I learned recently that my Erdős Number is three. That sounds impressive until you think about what it means. All it means, necessarily, is that I've written at least one joint paper in my life and my co-author(s) have been active writing joint papers and eventually one of them wrote a paper with a person at Erdős-1, making them a "two" and me a "three". That is as low as I can get (with a traditional definition) unless I actually do some work, since Paul Erdős is no longer alive. I could in theory become a "two", but to do that I'd have to write a joint paper with a "one". I actually know such a person, maybe several, but the likelihood of actually doing the work is small.

If you use a somewhat expanded definition of Bacon Number, I could conceivably be a two. Normally Bacon number is defined in terms of film acting. The only film I was in I was the sole actor, but I "acted" on the stage once in my life. But I did so with a few people who were more active in that world. So, if any of them has a finite Bacon number then so do I, provided you accept stage acting, not just film. If any of them has actually acted with Kevin Bacon, then I'd be a "two" without any additional effort on my part. But note that all of the work is theirs, not mine. Just as for the Erdős number. But note that if I were to do a lot of acting (with others) my skill would likely improve, not just my reputation.
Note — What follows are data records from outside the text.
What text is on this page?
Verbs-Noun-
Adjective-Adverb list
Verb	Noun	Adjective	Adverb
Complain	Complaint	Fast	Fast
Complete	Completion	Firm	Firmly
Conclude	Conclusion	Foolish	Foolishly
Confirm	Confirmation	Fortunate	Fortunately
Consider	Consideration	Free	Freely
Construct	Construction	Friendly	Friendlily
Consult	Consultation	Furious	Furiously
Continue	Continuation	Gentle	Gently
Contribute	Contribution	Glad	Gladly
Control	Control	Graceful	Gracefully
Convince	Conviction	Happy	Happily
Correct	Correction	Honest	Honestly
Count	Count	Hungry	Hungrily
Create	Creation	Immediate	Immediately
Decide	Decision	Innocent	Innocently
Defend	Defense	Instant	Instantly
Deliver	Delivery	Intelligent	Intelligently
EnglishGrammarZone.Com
That is really the main point of this humorous aside.

Write a lot of joint papers, sit back and collect reputation.

Of course, writing a lot of single author papers is also likely to increase your reputation, but you don't, then, get the benefit of sharing ideas and the synergy that can come from that.


Hmmm. Full disclosure. My joint professional work is actually in computer science. Many, but not all, mathematicians would accept that as "close enough" to contribute to my Erdős standing. For those who won't my Erdős is infinite.